Two workflows are displayed in this graph, the upper one represents the transcript assembly and the lower one presents the pipeline for the
genome annotation. The data from the
transcript assembly construction (see Figure 3 for details) was handed to the genome annotation programs GeMoMa and MAKER in order to use the assembled transcripts for the detection of proteins in the P. californicus genome.

The detailed workflow for the construction of the final transcript assembly includes different approaches to summarize results from different data. Based on different RNA seq data sources from different sequencing approaches, different programs were used for the construction of the final transcriptome. Besides the different technique of sequencing, the transcript data sources also differ in the targeted tissues of sequencing (MinION = entire body, Illumina = head). Summaries of two different versions of the Tuxedo Suite were used for generating a basis-transcript assembly. This part of the workflow aligns the RNA data to the genome assembly, identifies splice junctions between exons (Tophat and Bowtie for Tuxedo 1 and HISAT2 for Tuxedo 2), and it assembles transcriptom and quantifies their expression (Cufflinks for Tuxedo 1 or StringTie for Tuxedo 2), and it assembles transcriptom and quantifies their expression (Cufflinks for Tuxedo 1 or StringTie for Tuxedo 2). This transcript assembly construction is dependent on the genome assembly. Additionally, genome independent Trinity transcripts assemblies were generated and aligned to the genome assembly. One was created and filtered by M. Helmkampf et al. (2016) with the first version of Trinity and the other one was generated by using the current version of Trinity (version 2.8.4). To generate a genome dependent assembly, these Trinity sequences were aligned to the genome by using MiniMap2 and merged with the tuxedo assembly. Afterwards,the RNA reads from the whole body (MinION sequencing) were aligned using Minimaps 2 and assembled with StringTie. Subsequently they were merged to the assembly based on the short RNA reads from the head of the ant.

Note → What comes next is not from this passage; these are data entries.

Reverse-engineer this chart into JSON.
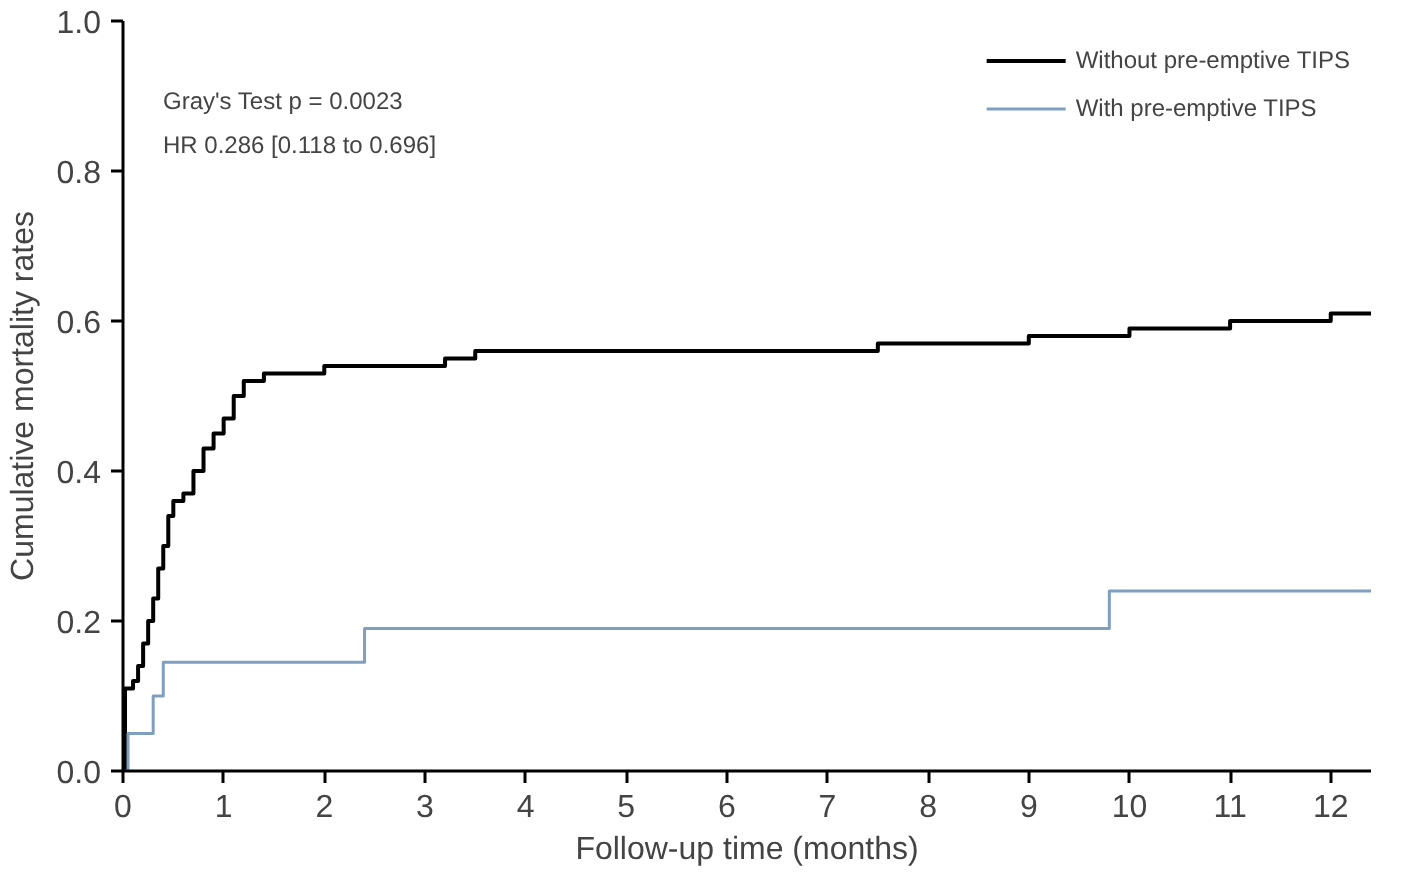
{
  "chart_data": {
    "type": "step",
    "xlabel": "Follow-up time (months)",
    "ylabel": "Cumulative mortality rates",
    "xlim": [
      0,
      12.4
    ],
    "ylim": [
      0,
      1.0
    ],
    "xticks": [
      0,
      1,
      2,
      3,
      4,
      5,
      6,
      7,
      8,
      9,
      10,
      11,
      12
    ],
    "yticks": [
      {
        "value": 0,
        "label": "0.0"
      },
      {
        "value": 0.2,
        "label": "0.2"
      },
      {
        "value": 0.4,
        "label": "0.4"
      },
      {
        "value": 0.6,
        "label": "0.6"
      },
      {
        "value": 0.8,
        "label": "0.8"
      },
      {
        "value": 1.0,
        "label": "1.0"
      }
    ],
    "grid": false,
    "legend": "top right",
    "line_style": "solid",
    "marker": "none",
    "annotations": [
      "Gray's Test p = 0.0023",
      "HR 0.286 [0.118 to 0.696]"
    ],
    "series": [
      {
        "name": "Without pre-emptive TIPS",
        "color": "#000000",
        "x": [
          0,
          0.02,
          0.1,
          0.15,
          0.2,
          0.25,
          0.3,
          0.35,
          0.4,
          0.45,
          0.5,
          0.6,
          0.7,
          0.8,
          0.9,
          1.0,
          1.1,
          1.2,
          1.4,
          2.0,
          3.2,
          3.5,
          7.0,
          7.5,
          9.0,
          10.0,
          11.0,
          12.0,
          12.4
        ],
        "values": [
          0,
          0.11,
          0.12,
          0.14,
          0.17,
          0.2,
          0.23,
          0.27,
          0.3,
          0.34,
          0.36,
          0.37,
          0.4,
          0.43,
          0.45,
          0.47,
          0.5,
          0.52,
          0.53,
          0.54,
          0.55,
          0.56,
          0.56,
          0.57,
          0.58,
          0.59,
          0.6,
          0.61,
          0.61
        ]
      },
      {
        "name": "With pre-emptive TIPS",
        "color": "#7f9fbf",
        "x": [
          0,
          0.05,
          0.3,
          0.4,
          2.4,
          9.8,
          12.4
        ],
        "values": [
          0,
          0.05,
          0.1,
          0.145,
          0.19,
          0.24,
          0.24
        ]
      }
    ]
  }
}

Transcriptome construction
Figure 3: Overview of the process which was generated to create a final Transcriptome from different data sources and with different pipelines. There are two RNA data sources, one from the whole body of P. californicus sequenced by a long read sequencer (MinION) and the second one from the head of the ant sequenced by short read sequencer (Illumina) coming from M. Helmkampf et al. (2016).